Thursday, December 30, 2010

Movie Roundup: New Year's Eve Eve Edition


True Grit - The Coen Brothers remake of the classic Henry Hathaway film that earned John Wayne his only Best Actor Oscar is the kind of seemingly effortless filmmaking great directors make when they're on a roll.  Not a peak-level masterpiece, but a very good film; Barry Bonds in 2000 rather than Bonds 2001.  Jeff Bridges plays a one-eyed US Marshal hired by a precocious 14 year old girl (a verbally advanced performance from Hailee Steinfeld) to track down her father's killer.  Intermittently joining them on the hunt is Matt Damon as a Texas Ranger named LeBoeuf (pronounced "LeBeef").  The Coens found a kindred spirit in their love of bizarre English dialects in the highly stylized circumlocutions of the original novel, language that was, as I recall, largely normalized in the first film version.  It's the only film this year that loves language more than The Social Network. The result is easily the Coen's funniest film since The Big Lebowski, leavened with the brand of existentialism, grounded in the apparent randomness and arbitrariness of justice in the universe, that so strongly characterized their good films of the last decade.  It also might be their most beautiful film to date, starting with a stunner of an opening shot, a golden light in a blizzard that could have come out of a classic children's book.  What really makes the film special, though, is the final 15 minutes or so, with a midnight ride strongly reminiscent of the river sequence in Night of the Hunter (it uses what appears to me to be rear projection to add a sense of fairy tale delirium) that cements its position as the year's best evocation of the Old, Weird America, edging out the more prosaic, and much less fun, Winter's Bone.  On first viewing, I'm not sure how well it all flows together, it seemed more disjointed that it probably should in the transition from the town to the journey and then the disintegration and reintegration of the group.  But I can't wait to see it again.
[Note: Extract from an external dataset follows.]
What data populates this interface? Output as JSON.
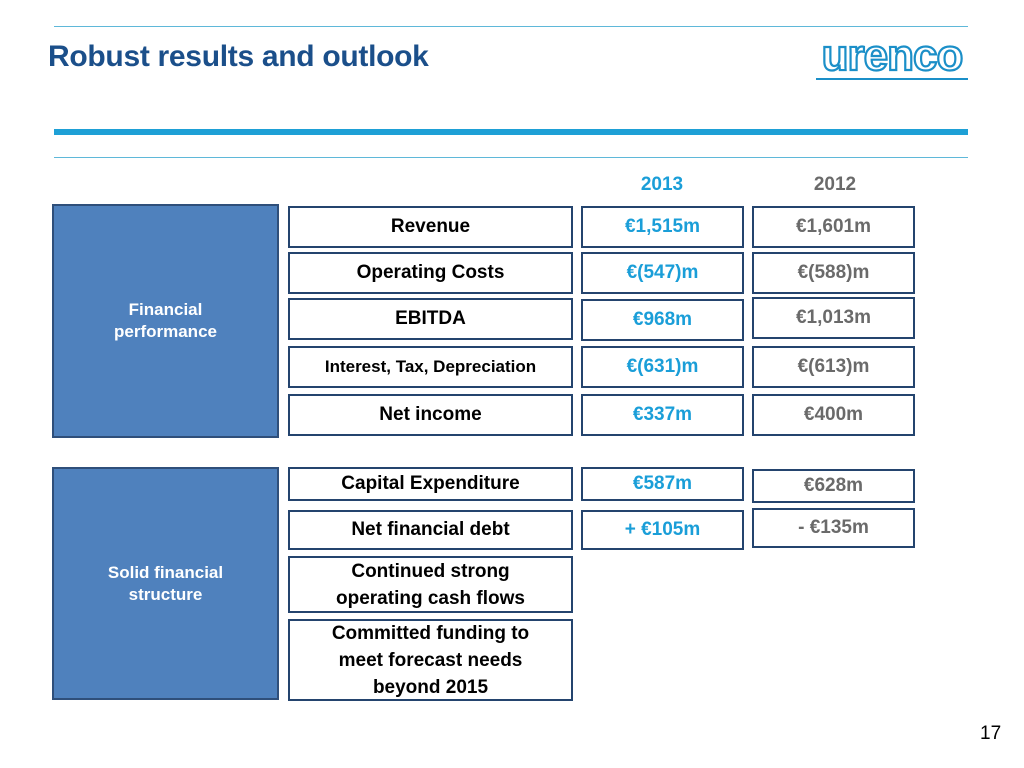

Mother - In a plot eerily similar, and yet totally different, from Lee Chang-dong's 2010 film Poetry, Kim Hye-ja sees her developmentally disabled son accused of murdering a young girl.  Initially she pleads for help from the police, former customers (she's an unlicensed acupuncturist), and an arrogant attorney, even the victim's family, each time adopting a submissive tone of voice and humble mannerisms, straightening and saddening every time she gets shot down.  Eventually, with some advice and help from one of her son's friends, she takes it upon herself to investigate the crime and find the real killer.  Her actions once she does are what limit this to being merely a clever genre exercise with a cynical, rather depressing view of the world.  It's as funny, at least in the beginning, as director Bong Joon-ho's last film, the very fine monster movie The Host, but it leaves you cold.  Poetry, on the other hand, has a much more expansive and tragic view of life and its characters, a real affection for them that Bong's more narrow film doesn't allow.  Or at least, in the film's final scenes, our sympathy with the Mother either feels forced at best and satirical at worst.  The #33 film of 2009.


Genius Within: The Inner Life of Glenn Gould - I can't imagine a less exciting documentary about such a fascinating musician.  Like most of the worst examples of its genre, it puts the focus on the artist's personal life (which is exceptionally dull, even for a Canadian) instead of their work, which is the reason we want to see a documentary about him anyway (for a much better example of how to make a classical music doc, see In Search of Beethoven, from a couple of years ago).  Aside from a few sparse scenes with one of Gould's conservatory classmates, wherein she demonstrates the radically different approaches Gould took to various pieces of music, there's almost no discussion of the actual music he created.  Worse than that, we get no real context to place Gould within his era, either of post-war classical music, or the wider culture of the 50s and 60s.  The best we get on that end are overblown claims of Gould's importance in recording music in a studio in the 1970s, as if he invented the idea of splicing different takes together.  The best parts of the movie are archival interviews with Gould, where he is articulate, funny, and a bit kooky, though he never seems as weird as the various talking heads seem to think he was.  Maybe that's a genre thing, or considering that the only popular musician mentioned in the film is Petula Clark, maybe the filmmakers really just don't have any idea of what was going on in pop culture in Gould's time.  The #59 film of 2009.